The results showed that men with low testosterone had a 3.57 times greater progression of carotid intima-media thickening than those with higher testosterone levels. These associations were independent of body mass index, waist-to-hip ratio, hypertension, diabetes, smoking, and serum cholesterol levels. The doctors concluded:
“Low free testosterone levels were related to intima-media thickening of the common carotid artery in elderly men independently of cardiovascular risk factors.”7
Testosterone for Chronic Heart Failure
In a report published this year, 20 men with an average age of 62 took part in a randomized study in which testosterone or placebo was injected every two weeks for 12 weeks. Compared to the placebo group, men receiving testosterone could walk 3.5 times farther. Mean symptom scores and a critical blood measurement of heart function (brain natriuretic peptide) improved in men receiving testosterone, but not in the placebo group. A trend toward improved mood scores was noted in the testosterone group, which is important because men with chronic heart failure have high rates of depression. The doctors concluded that 12 weeks of testosterone treatment led to significant improvements in physical capacity and symptoms.8
Testosterone and Glycation
A study published in February 2004 measured blood levels of testosterone in 1,419 men and compared them to the percent-ages of hemoglobin A1c.9 The findings showed that men with elevated hemoglobin A1c (and diabetes) had lower levels of testosterone and that these associations were independent of obesity and body fat distribution.

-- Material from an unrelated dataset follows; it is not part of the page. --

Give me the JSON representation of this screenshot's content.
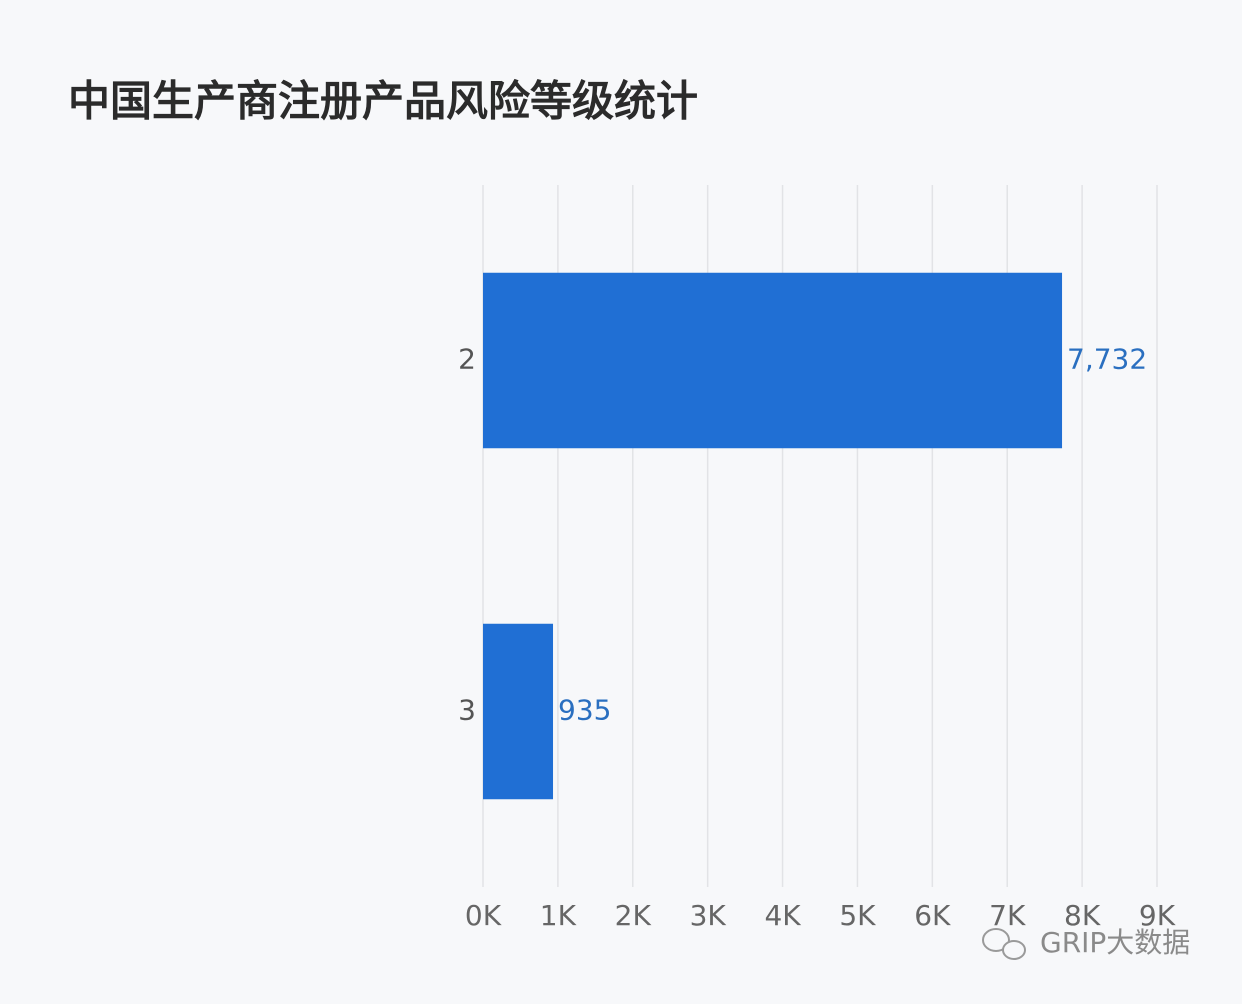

Life Extension has published extensively about the lethal dangers of glycation, whereby sugar molecules bind with amino acids to form nonfunctioning structures in the body called advanced glycation end products. As large amounts of proteins become glycated, tissues throughout the body become nonfunctional. The proteins of diabetics are highly prone to glycation because of poor glucose control.10-12
The arterial system is a major casualty of the glycation process. This new study reveals how low testosterone may increase the glycation process, and helps explain why testosterone deficiency has been associated with increased risk of cardiovascular disease and atherosclerosis in men.

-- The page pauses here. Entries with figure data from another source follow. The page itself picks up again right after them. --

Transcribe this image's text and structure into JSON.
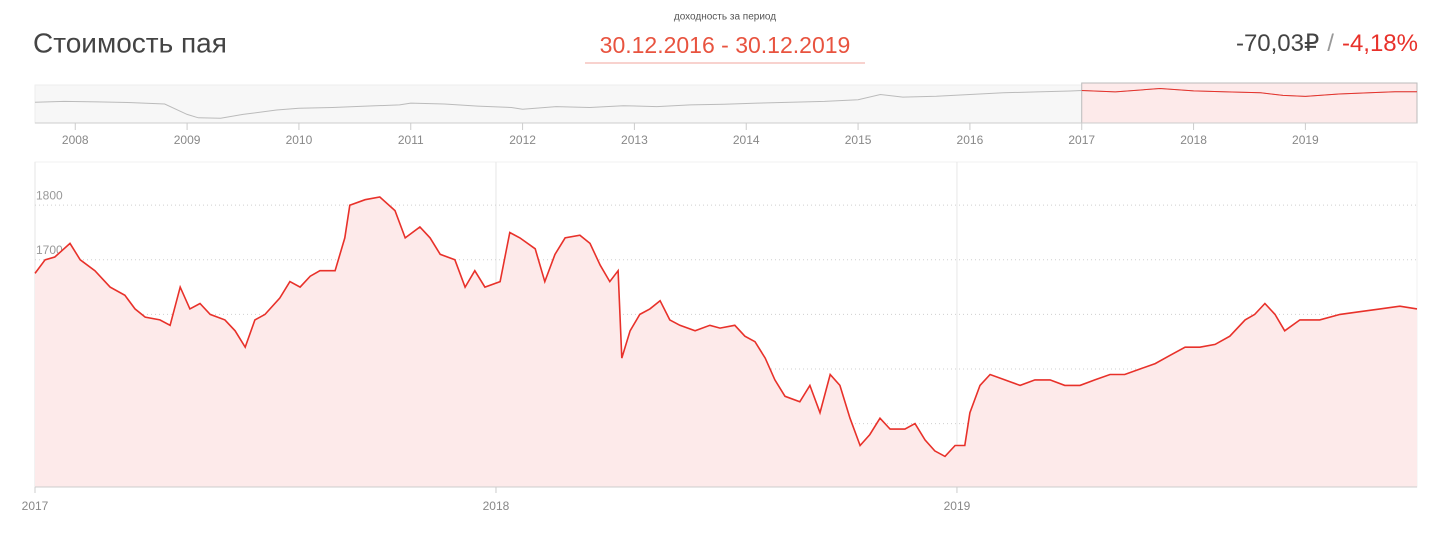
{
  "header": {
    "title": "Стоимость пая",
    "period_label": "доходность за период",
    "period": "30.12.2016 - 30.12.2019",
    "change_value": "-70,03₽",
    "separator": "/",
    "change_percent": "-4,18%"
  },
  "chart_data": [
    {
      "type": "line",
      "color": "#e8312a",
      "area_color": "#fdeaea",
      "grid": true,
      "xlim": [
        2017,
        2019.998
      ],
      "xticks": [
        2017,
        2018,
        2019
      ],
      "ylim": [
        1284,
        1879
      ],
      "yticks": [
        1300,
        1400,
        1500,
        1600,
        1700,
        1800
      ],
      "x": [
        2017.0,
        2017.022,
        2017.043,
        2017.076,
        2017.098,
        2017.13,
        2017.163,
        2017.195,
        2017.217,
        2017.239,
        2017.271,
        2017.293,
        2017.315,
        2017.336,
        2017.358,
        2017.38,
        2017.412,
        2017.434,
        2017.456,
        2017.477,
        2017.499,
        2017.531,
        2017.553,
        2017.575,
        2017.597,
        2017.618,
        2017.651,
        2017.672,
        2017.683,
        2017.716,
        2017.748,
        2017.781,
        2017.803,
        2017.835,
        2017.857,
        2017.879,
        2017.911,
        2017.933,
        2017.954,
        2017.976,
        2018.009,
        2018.03,
        2018.052,
        2018.085,
        2018.106,
        2018.128,
        2018.15,
        2018.182,
        2018.204,
        2018.226,
        2018.247,
        2018.265,
        2018.273,
        2018.291,
        2018.312,
        2018.334,
        2018.356,
        2018.377,
        2018.399,
        2018.432,
        2018.464,
        2018.486,
        2018.518,
        2018.54,
        2018.562,
        2018.584,
        2018.605,
        2018.627,
        2018.659,
        2018.681,
        2018.703,
        2018.725,
        2018.746,
        2018.768,
        2018.79,
        2018.811,
        2018.833,
        2018.855,
        2018.887,
        2018.909,
        2018.931,
        2018.952,
        2018.974,
        2018.996,
        2019.017,
        2019.028,
        2019.05,
        2019.072,
        2019.104,
        2019.137,
        2019.169,
        2019.202,
        2019.234,
        2019.267,
        2019.299,
        2019.332,
        2019.364,
        2019.397,
        2019.43,
        2019.462,
        2019.495,
        2019.527,
        2019.56,
        2019.592,
        2019.625,
        2019.646,
        2019.668,
        2019.69,
        2019.711,
        2019.744,
        2019.787,
        2019.831,
        2019.874,
        2019.918,
        2019.961,
        2019.998
      ],
      "series": [
        {
          "values": [
            1675,
            1700,
            1705,
            1730,
            1700,
            1680,
            1650,
            1635,
            1610,
            1595,
            1590,
            1580,
            1650,
            1610,
            1620,
            1600,
            1590,
            1570,
            1540,
            1590,
            1600,
            1630,
            1660,
            1650,
            1670,
            1680,
            1680,
            1740,
            1800,
            1810,
            1815,
            1790,
            1740,
            1760,
            1740,
            1710,
            1700,
            1650,
            1680,
            1650,
            1660,
            1750,
            1740,
            1720,
            1660,
            1710,
            1740,
            1745,
            1730,
            1690,
            1660,
            1680,
            1520,
            1570,
            1600,
            1610,
            1625,
            1590,
            1580,
            1570,
            1580,
            1575,
            1580,
            1560,
            1550,
            1520,
            1480,
            1450,
            1440,
            1470,
            1420,
            1490,
            1470,
            1410,
            1360,
            1380,
            1410,
            1390,
            1390,
            1400,
            1370,
            1350,
            1340,
            1360,
            1360,
            1420,
            1470,
            1490,
            1480,
            1470,
            1480,
            1480,
            1470,
            1470,
            1480,
            1490,
            1490,
            1500,
            1510,
            1525,
            1540,
            1540,
            1545,
            1560,
            1590,
            1600,
            1620,
            1600,
            1570,
            1590,
            1590,
            1600,
            1605,
            1610,
            1615,
            1610
          ]
        }
      ]
    },
    {
      "type": "navigator",
      "color": "#bbbbbb",
      "highlight_color": "#e8312a",
      "xlim": [
        2007.64,
        2019.998
      ],
      "xticks": [
        2008,
        2009,
        2010,
        2011,
        2012,
        2013,
        2014,
        2015,
        2016,
        2017,
        2018,
        2019
      ],
      "ylim": [
        -200,
        2000
      ],
      "x": [
        2007.64,
        2007.9,
        2008.2,
        2008.5,
        2008.8,
        2009.0,
        2009.1,
        2009.3,
        2009.5,
        2009.8,
        2010.0,
        2010.3,
        2010.6,
        2010.9,
        2011.0,
        2011.3,
        2011.6,
        2011.9,
        2012.0,
        2012.3,
        2012.6,
        2012.9,
        2013.2,
        2013.5,
        2013.8,
        2014.1,
        2014.4,
        2014.7,
        2015.0,
        2015.2,
        2015.4,
        2015.7,
        2016.0,
        2016.3,
        2016.6,
        2016.9,
        2017.0,
        2017.3,
        2017.7,
        2018.0,
        2018.3,
        2018.6,
        2018.8,
        2019.0,
        2019.3,
        2019.6,
        2019.8,
        2019.998
      ],
      "series": [
        {
          "values": [
            1000,
            1050,
            1020,
            980,
            900,
            300,
            100,
            80,
            300,
            550,
            650,
            700,
            780,
            850,
            950,
            900,
            780,
            700,
            600,
            750,
            700,
            800,
            750,
            850,
            880,
            950,
            1000,
            1050,
            1150,
            1450,
            1300,
            1350,
            1450,
            1550,
            1600,
            1650,
            1680,
            1600,
            1800,
            1660,
            1600,
            1550,
            1400,
            1340,
            1480,
            1560,
            1610,
            1610
          ]
        }
      ]
    }
  ]
}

Most Life Extension members take carnosine to help slow the glycation process, which is a normal (albeit pathological) aspect of aging.9 This latest study indicates that overweight and diabetic men should seek to maintain high-normal testosterone levels.

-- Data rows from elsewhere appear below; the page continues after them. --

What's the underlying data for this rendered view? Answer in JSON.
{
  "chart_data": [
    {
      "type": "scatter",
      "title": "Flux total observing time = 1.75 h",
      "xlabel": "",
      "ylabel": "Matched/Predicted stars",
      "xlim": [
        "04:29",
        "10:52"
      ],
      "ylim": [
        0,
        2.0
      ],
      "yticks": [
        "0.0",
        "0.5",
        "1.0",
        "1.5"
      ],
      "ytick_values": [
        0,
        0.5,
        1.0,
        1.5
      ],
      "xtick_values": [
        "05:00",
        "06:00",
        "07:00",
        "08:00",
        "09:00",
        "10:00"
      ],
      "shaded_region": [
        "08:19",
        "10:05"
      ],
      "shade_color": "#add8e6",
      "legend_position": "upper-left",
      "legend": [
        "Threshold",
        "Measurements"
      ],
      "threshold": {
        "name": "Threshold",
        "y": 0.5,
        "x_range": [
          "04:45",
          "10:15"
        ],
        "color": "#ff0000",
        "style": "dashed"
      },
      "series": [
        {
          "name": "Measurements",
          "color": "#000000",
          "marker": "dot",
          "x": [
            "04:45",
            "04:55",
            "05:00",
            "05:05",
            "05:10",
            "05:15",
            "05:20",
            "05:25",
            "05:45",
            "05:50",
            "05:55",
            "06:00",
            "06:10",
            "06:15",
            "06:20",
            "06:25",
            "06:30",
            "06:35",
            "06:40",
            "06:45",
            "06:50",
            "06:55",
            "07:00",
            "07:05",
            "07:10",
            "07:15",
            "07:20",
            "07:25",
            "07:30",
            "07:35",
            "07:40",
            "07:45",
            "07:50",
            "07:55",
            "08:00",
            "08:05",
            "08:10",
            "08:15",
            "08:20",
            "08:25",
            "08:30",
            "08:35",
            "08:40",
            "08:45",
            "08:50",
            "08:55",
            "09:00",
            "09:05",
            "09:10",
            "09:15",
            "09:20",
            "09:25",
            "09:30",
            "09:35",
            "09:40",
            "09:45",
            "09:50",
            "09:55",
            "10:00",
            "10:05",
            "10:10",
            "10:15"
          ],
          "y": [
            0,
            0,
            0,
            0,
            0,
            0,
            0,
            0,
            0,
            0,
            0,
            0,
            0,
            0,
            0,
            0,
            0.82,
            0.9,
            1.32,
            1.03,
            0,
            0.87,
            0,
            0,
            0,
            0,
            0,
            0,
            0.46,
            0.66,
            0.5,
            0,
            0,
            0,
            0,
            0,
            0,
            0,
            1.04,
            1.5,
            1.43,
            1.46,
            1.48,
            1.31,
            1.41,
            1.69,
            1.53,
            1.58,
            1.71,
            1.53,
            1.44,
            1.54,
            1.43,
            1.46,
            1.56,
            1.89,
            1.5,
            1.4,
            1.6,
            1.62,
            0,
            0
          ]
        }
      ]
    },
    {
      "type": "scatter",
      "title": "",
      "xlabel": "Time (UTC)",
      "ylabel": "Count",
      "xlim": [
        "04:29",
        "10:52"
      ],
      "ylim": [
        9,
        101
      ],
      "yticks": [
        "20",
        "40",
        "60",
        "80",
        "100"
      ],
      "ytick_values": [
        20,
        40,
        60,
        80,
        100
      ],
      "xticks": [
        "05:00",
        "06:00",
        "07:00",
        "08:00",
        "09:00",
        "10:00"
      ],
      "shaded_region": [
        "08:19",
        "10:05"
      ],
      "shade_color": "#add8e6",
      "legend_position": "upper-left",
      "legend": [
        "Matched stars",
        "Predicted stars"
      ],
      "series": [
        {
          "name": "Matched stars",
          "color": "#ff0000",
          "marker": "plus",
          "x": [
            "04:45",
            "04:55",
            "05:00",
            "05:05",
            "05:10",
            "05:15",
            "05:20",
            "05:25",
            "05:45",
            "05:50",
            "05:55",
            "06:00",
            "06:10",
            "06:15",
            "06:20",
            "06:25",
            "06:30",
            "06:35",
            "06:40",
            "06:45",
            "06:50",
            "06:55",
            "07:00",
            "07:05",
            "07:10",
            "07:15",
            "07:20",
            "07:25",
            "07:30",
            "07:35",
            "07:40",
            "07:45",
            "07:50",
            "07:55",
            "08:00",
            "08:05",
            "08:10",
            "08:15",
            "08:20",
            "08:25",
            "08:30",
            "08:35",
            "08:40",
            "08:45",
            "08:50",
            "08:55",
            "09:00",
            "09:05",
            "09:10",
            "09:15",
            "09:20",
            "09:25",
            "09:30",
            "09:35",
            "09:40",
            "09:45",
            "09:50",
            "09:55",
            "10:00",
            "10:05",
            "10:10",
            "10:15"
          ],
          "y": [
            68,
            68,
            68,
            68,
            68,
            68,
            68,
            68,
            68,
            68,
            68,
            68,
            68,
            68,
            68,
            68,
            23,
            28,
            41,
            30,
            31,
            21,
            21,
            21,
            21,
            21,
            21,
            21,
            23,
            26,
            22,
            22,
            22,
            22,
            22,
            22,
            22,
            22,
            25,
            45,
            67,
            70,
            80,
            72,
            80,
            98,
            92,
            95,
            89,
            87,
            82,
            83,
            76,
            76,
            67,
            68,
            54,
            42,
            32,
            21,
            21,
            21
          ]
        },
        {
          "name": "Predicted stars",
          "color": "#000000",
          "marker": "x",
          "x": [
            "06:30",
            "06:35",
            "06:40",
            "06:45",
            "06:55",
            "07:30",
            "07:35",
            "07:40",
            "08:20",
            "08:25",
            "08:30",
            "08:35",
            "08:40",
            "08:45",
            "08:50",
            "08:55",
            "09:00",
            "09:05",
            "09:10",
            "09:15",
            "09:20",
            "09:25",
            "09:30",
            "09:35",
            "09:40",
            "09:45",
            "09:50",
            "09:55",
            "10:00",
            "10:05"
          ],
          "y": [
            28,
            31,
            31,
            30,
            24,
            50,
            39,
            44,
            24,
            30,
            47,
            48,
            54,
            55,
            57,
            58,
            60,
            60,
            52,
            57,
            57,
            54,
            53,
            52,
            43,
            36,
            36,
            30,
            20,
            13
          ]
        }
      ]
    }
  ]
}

Testosterone and Ejection Fraction
In a study published in August 2003, 96 men underwent ejection-fraction testing and coronary artery angiograms to measure the degree of coronary occlusion. The ejection fraction was substantially lower in men with low testosterone levels. Men with the lower ejection fractions averaged only 28% of the free testosterone level of men with the higher ejection fractions. The findings also showed that men with proven coronary artery disease had about 50% less total and free testosterone than healthy controls. This is the first study in a clinical setting to show that low levels of free testosterone are characteristic of patients with low ejection fraction.13
In a related study, 12 men with stable chronic heart failure were enrolled in a crossover trial in which they received either testosterone or placebo and were monitored over six hours. The subjects were then switched the next day, receiving the second treatment and repeated cardiac output monitoring. Compared with placebo, testosterone treatment resulted in a relative increase in cardiac output. This was accompanied by a reduction in systemic vascular resistance compared to baseline. These maximal changes coincided with peak elevation in serum bioavailable testosterone. The doctors concluded that administration of testosterone increases cardiac output acutely, apparently via reduction of left ventricular after-load.9
These two studies corroborate the previously discussed findings indicating that testosterone replacement could be of enormous benefit to men with heart disease.